A parallel circuit of Lx (2,2 uH) and a trimmer Cx is added in series with the X-tal to increase the VXO range. Doing some experiments with Cx is very interesting: When starting at minimun capacitance, the frequency goes down when increasing the capacitance. At a certain moment the oscillator stops (resonance of Lx // Cx) or jumps a few MHz down, then it suddenly starts to oscillate at a frequency that is above the crystal frequency. When increasing the capacitance further the oscillator frequency goes down. The trimmer Cx is adjusted so that there is no gap between both frequency ranges (switchable with S1).
However, the VXO range is very dependent on the used crystal.

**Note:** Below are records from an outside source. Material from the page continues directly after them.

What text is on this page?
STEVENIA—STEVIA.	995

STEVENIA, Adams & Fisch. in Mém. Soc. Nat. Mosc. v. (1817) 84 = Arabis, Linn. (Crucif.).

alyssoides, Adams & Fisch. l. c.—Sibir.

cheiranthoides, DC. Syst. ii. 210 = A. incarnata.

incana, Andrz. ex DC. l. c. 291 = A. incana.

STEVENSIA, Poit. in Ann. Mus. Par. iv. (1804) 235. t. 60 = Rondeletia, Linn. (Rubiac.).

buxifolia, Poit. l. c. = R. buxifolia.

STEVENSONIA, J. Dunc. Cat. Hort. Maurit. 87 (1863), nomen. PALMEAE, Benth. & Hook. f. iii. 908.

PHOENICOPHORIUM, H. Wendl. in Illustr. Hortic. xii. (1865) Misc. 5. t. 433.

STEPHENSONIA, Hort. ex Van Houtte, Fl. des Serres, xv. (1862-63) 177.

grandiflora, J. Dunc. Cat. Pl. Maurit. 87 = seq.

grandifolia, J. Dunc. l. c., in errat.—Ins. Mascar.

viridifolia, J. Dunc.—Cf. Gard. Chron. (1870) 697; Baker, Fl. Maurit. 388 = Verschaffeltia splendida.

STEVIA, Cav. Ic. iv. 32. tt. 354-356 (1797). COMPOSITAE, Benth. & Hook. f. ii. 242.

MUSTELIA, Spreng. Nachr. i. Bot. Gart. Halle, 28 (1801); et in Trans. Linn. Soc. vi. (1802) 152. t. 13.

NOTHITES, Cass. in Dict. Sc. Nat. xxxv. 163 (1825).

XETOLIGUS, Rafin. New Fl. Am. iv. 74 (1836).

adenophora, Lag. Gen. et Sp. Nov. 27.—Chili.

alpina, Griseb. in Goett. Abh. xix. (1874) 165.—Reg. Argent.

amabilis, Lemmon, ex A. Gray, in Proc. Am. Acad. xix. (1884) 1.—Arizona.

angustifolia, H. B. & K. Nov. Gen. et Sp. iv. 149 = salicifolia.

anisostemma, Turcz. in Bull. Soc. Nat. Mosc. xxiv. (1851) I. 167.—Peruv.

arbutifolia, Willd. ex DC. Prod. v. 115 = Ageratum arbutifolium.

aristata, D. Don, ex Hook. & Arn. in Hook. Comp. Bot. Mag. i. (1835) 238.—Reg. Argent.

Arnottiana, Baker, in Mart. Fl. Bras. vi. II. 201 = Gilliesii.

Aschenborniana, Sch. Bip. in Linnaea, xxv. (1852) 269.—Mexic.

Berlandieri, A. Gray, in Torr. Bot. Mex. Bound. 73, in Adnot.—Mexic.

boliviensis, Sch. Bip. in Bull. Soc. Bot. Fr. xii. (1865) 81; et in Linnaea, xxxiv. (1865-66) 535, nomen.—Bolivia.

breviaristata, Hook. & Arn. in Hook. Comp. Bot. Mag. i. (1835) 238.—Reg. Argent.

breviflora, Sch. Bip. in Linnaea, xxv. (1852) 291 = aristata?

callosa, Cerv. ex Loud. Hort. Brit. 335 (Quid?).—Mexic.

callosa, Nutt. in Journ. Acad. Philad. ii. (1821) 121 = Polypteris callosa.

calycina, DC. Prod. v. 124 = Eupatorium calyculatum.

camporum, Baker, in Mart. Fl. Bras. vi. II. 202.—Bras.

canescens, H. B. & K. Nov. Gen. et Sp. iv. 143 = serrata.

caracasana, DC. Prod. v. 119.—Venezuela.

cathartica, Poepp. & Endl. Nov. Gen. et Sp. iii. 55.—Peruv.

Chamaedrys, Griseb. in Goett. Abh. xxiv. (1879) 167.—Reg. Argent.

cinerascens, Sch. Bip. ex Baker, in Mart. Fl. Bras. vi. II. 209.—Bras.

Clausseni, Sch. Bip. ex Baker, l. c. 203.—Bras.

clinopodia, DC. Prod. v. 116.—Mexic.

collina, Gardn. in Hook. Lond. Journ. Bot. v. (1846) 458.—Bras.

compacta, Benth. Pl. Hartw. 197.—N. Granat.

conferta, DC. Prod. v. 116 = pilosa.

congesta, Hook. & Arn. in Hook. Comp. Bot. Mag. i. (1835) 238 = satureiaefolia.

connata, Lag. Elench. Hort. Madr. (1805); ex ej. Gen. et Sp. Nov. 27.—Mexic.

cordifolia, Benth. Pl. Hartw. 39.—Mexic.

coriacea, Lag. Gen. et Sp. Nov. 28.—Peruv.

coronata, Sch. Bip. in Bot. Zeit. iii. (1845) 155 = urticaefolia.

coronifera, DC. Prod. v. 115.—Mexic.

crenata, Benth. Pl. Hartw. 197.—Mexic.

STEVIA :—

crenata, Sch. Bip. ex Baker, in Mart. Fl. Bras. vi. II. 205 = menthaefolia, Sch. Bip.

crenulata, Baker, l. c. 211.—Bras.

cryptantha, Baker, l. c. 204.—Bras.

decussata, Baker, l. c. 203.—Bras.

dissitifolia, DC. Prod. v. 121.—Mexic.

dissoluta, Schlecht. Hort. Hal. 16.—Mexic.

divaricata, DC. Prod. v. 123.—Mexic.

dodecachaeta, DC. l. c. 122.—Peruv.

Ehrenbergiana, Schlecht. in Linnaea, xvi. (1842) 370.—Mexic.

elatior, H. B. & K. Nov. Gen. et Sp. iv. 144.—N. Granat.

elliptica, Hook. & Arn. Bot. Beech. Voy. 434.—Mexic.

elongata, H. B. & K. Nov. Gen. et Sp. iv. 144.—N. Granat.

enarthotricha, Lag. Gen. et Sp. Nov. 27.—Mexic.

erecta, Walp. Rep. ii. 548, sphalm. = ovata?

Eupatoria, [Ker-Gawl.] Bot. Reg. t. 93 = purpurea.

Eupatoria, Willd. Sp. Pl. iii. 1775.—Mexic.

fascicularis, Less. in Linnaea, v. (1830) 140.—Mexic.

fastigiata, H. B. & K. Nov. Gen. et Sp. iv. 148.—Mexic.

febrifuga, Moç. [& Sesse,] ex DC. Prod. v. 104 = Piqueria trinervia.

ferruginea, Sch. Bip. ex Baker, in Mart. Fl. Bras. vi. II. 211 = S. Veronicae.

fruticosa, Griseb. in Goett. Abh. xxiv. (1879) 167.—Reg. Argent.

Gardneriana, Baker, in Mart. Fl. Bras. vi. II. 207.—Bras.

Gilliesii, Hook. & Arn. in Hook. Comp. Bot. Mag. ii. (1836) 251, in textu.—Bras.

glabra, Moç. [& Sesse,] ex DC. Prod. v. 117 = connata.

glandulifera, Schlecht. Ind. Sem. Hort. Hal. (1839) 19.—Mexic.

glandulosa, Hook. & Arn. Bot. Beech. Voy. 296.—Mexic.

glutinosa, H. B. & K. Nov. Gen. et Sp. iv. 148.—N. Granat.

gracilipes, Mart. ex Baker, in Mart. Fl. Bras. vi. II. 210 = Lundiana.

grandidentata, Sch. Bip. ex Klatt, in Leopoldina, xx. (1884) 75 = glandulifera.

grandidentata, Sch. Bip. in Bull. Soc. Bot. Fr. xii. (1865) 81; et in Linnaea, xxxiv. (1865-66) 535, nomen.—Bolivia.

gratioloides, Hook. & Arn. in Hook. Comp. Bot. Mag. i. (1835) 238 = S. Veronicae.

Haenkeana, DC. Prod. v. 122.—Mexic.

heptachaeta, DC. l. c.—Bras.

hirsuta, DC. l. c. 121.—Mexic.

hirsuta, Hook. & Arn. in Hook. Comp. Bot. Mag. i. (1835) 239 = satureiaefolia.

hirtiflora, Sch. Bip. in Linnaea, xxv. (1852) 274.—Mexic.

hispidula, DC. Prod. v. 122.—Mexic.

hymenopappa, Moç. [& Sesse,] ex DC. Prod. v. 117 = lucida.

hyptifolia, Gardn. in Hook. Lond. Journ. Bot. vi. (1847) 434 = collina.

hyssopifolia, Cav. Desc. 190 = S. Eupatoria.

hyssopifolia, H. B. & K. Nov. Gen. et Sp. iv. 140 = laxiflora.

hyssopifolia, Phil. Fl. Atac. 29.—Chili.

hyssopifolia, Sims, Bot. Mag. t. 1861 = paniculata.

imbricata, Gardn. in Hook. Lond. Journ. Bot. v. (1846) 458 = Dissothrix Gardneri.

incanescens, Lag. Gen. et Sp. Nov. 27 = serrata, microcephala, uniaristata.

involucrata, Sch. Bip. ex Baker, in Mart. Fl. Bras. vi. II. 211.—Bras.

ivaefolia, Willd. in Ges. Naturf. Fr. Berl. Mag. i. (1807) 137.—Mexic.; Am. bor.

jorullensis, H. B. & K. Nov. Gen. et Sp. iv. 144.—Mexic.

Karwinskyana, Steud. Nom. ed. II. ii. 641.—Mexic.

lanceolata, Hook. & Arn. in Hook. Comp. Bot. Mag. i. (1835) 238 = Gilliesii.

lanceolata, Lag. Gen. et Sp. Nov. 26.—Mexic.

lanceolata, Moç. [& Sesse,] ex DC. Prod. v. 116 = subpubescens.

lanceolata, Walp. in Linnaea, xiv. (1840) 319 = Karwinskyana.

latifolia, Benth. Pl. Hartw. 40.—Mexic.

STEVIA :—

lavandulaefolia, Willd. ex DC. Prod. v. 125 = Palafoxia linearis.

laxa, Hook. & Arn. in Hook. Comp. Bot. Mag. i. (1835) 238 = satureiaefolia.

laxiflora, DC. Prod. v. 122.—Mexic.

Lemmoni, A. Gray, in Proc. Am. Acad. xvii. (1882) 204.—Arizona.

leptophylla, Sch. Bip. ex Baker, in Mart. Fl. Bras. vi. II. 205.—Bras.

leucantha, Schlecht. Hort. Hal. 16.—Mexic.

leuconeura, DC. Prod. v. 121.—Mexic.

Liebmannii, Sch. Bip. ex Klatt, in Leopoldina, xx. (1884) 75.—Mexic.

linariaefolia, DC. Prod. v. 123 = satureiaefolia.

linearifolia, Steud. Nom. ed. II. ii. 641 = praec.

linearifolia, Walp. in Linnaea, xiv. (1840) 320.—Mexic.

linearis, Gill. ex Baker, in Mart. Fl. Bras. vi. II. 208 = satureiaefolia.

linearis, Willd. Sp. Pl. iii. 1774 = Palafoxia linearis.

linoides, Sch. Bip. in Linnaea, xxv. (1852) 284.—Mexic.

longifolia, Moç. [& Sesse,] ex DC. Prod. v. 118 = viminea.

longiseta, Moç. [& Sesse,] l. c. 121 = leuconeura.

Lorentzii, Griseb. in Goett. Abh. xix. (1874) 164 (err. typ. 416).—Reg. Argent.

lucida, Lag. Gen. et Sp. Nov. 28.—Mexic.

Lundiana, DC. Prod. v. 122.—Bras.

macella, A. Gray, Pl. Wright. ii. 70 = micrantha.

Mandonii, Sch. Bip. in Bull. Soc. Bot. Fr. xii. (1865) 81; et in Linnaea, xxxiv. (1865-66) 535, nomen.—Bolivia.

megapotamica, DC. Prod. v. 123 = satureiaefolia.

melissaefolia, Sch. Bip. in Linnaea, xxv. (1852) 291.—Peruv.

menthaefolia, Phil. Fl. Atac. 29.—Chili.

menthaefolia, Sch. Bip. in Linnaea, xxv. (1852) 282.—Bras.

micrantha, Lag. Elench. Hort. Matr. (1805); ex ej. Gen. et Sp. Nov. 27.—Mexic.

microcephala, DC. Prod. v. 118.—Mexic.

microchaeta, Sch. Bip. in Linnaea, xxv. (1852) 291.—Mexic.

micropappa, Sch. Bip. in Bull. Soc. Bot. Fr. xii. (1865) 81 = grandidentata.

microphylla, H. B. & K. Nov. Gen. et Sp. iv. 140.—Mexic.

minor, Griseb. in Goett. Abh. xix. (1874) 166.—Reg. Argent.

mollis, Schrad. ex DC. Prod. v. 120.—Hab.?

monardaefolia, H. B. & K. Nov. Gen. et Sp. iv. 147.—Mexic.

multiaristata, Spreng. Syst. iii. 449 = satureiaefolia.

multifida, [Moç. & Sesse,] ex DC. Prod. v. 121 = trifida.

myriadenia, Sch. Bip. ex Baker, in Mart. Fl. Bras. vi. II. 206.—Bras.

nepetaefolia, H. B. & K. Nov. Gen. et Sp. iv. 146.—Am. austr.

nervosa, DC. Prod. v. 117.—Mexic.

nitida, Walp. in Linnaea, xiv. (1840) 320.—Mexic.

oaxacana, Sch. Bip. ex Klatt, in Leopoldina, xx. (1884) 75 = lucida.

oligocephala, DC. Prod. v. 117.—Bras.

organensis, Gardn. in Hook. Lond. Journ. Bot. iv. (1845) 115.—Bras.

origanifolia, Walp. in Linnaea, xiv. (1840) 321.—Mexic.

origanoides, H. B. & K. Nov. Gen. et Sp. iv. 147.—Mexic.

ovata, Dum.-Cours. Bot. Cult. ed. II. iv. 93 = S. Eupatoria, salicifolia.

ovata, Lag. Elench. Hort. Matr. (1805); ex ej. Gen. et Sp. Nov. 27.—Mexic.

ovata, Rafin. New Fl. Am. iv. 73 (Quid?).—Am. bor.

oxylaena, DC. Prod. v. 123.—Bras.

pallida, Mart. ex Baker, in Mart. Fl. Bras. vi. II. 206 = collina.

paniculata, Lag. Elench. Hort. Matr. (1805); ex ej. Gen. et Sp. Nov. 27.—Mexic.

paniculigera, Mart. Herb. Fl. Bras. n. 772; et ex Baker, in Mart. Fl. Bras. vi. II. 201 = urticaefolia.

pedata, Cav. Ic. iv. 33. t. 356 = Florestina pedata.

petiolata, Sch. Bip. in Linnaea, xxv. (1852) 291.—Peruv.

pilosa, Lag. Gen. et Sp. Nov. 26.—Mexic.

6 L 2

I had good results with cheap computer crystals (even 150 kHz or so) and a very bad result with a high quality crystal (only 2 kHz). Stability reduces considerably when tuning further from the crystal frequency. At a few hundred kHz from the crystal frequency, the stability is more or less the same as that of a VFO... Many amateurs have very good results with VXO's so do not give up if the first results are bad.

Buffering and driver
An extra driver/buffer stage is added between the VXO and the final stage. Due to this driver/buffer stage, the VXO stability is less influenced by feedback from the final amplifier when tuning antenna's etc. When trying to make a VXO with a large frequency range with my first QRP transmitter without buffering, stations reported that my frequency was not stable.
The VXO is a low power oscillator to prevent high RF voltages across the varicap diode. This would also decrease the stability considerably. The driver/buffer stage has also the task to make sufficient driving power for the 1 watt final amplifier. The 12 ohm resistors are added to avoid parasitic oscillations.

Tuning ranges, crystal frequency 14060 kHz
Position S1 Minimum
Frequency
(kHz)
Maximum
Frequency
(kHz)
Range
(kHz)
Open (Lx // Cx active) 14047.0 14058.7 11.7
Closed (Lx // Cx shortened) 14058.7 14063.0 4.3
Total (open + closed) 14047.0 14063.0 16.0

The final RF amplifier
The 2N4427 transistor is doing the heavy work here but you can also use others like a 2N3553. The 1000 ohm resistor at the input of the low pass filter is added to avoid high peak voltages during mismatches of the antenna.


Inside.


PERFORMANCE

The simple QRP transceiver is used in combination with an old SSR1 shortwave receiver. It is not difficult to make QSO's with it while using a simple inverted Vee dipole antenna with the center at a height of 4 meters. This 1 watt QRP transmitter is all you need to be a radio amateur and to collect a shoe box with QSL cards! The total frequeny range is 16 kHz but even the small 4 kHz range without Lx//Cx is already more than enough for a lot of contacts. The RF output power is 1 watt at 12 VDC and 1.5 watt at 13.8 VDC.


Used together with an old SSR1 shortwave receiver.